Preface (later) by e-Patient Dave –
Casey and I were discussing that one of the obstacles impeding changing in medicine is that by law, corporate officers have to serve their shareholders first, i.e. make money before they get into any do-gooder stuff. The subject of “B Corp’s” came up – a pretty new development in American law. She knows the subject and agreed to write about it. As we think about the future of healthcare we should know this option. Thanks, Casey!
What’s a B Corp, you ask? It’s a new classification for corporations, defined as “certified by the nonprofit B Lab to meet rigorous standards of social and environmental performance, accountability, and transparency.”
I learned about B Corps by being involved with a few nascent B Corps in Virginia, the state where I live. Virginia, and particularly Richmond, are something of a hot-bed of B Corps and Benefit Corporations. B Corps are certified via the social, environmental performance, accountability, and transparency standards mentioned above; Benefit Corporations operate under a general principle of social benefit, vs. the traditional corporate “shareholder value comes first” mantra.
The white paper that planted the Benefit Corporation flag says this about the new structure:
Historically, the U.S. legal system governing corporate entities and their activities has not been structured or tailored to address the situation of for-profit companies who seek to use the power of business to solve social problems.
One local Richmond B Corp, Impact Makers, is a management & IT consulting firm that has a significant chunk of its business in healthcare. They have a few charity partners with whom they share their corporate revenue, which you can read about on their “Our Impact” page. A Richmond public affairs agency, BrandSync Benefit Corporation, is also a certified B Corp. BrandSync’s charity partner is their own 501(c)3, United Virginia, which works to develop entrepreneur education in Virginia.
When fellow SPMer Tracy Zervakis and I started up Patients for Clinical Research earlier this year, we registered with the Virginia State Corporation Commission as a Benefit (B) Corporation. We’ll go through the B Corp certification process once we start seeing revenue.

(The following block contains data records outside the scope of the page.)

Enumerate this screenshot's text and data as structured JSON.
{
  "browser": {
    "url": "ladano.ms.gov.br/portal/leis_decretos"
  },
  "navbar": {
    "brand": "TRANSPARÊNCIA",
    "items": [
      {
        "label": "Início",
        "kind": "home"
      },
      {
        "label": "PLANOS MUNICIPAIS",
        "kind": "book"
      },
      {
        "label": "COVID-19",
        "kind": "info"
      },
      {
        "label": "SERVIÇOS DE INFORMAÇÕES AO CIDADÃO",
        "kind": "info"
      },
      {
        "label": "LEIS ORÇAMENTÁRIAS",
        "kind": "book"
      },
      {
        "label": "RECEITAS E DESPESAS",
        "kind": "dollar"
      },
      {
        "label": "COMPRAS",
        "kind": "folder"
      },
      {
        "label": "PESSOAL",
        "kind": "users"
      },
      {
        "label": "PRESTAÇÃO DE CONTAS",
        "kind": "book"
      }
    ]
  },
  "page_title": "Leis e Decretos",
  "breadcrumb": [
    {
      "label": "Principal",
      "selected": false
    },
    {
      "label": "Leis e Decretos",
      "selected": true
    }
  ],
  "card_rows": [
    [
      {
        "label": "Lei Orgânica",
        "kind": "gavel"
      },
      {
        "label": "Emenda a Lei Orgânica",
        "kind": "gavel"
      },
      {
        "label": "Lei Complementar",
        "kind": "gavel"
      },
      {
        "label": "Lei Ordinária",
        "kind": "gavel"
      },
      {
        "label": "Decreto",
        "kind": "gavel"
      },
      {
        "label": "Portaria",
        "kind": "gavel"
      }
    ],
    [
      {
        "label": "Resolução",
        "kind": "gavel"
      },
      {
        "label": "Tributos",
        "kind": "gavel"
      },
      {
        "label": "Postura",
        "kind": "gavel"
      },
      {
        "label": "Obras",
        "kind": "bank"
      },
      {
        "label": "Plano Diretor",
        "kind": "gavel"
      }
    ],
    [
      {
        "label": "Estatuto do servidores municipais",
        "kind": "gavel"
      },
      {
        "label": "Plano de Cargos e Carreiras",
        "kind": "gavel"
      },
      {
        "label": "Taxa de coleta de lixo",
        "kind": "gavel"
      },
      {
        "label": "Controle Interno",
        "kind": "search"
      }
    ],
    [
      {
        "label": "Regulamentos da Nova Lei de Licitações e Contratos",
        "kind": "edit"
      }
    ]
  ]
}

What’s the point of all this? For those of us with an interest in entrepreneurship as well as advocacy, setting up your enterprise as a Benefit/B Corp would give you the opportunity to make money, and also create social good. Not that creating a 501(c)3 non-profit or foundation to be the vessel of your advocacy work isn’t a good idea – if you’re up for the paperwork involved in an IRS Form 1023, and your primary focus is advocacy alone, go for it.
If you’ve got an interest in creating something – technology platforms, business models, products – that makes participatory medicine resources and tools for consumers or healthcare system providers, you might want to look at setting up your business as a Benefit/B Corp. You can then run as a corporation, without the necessity of creating a non-profit oversight Board of Directors structure. You’ll have a corporate board, as does any corporation. Your “shareholder value” mantra, as a B Corp, would be all about the social good you deliver by your corporate principles, and the revenue sharing you do with your charity partners.
I can even see this as a valid corporate classification for private clinical practices. Doctors and other clinicians who are interested in advancing social good, in addition to their own good (earning a living), would be ideal B Corp founders, in my opinion.
To be, or not to be, B – that’s the question for the entrepreneurs among us. What are your thoughts?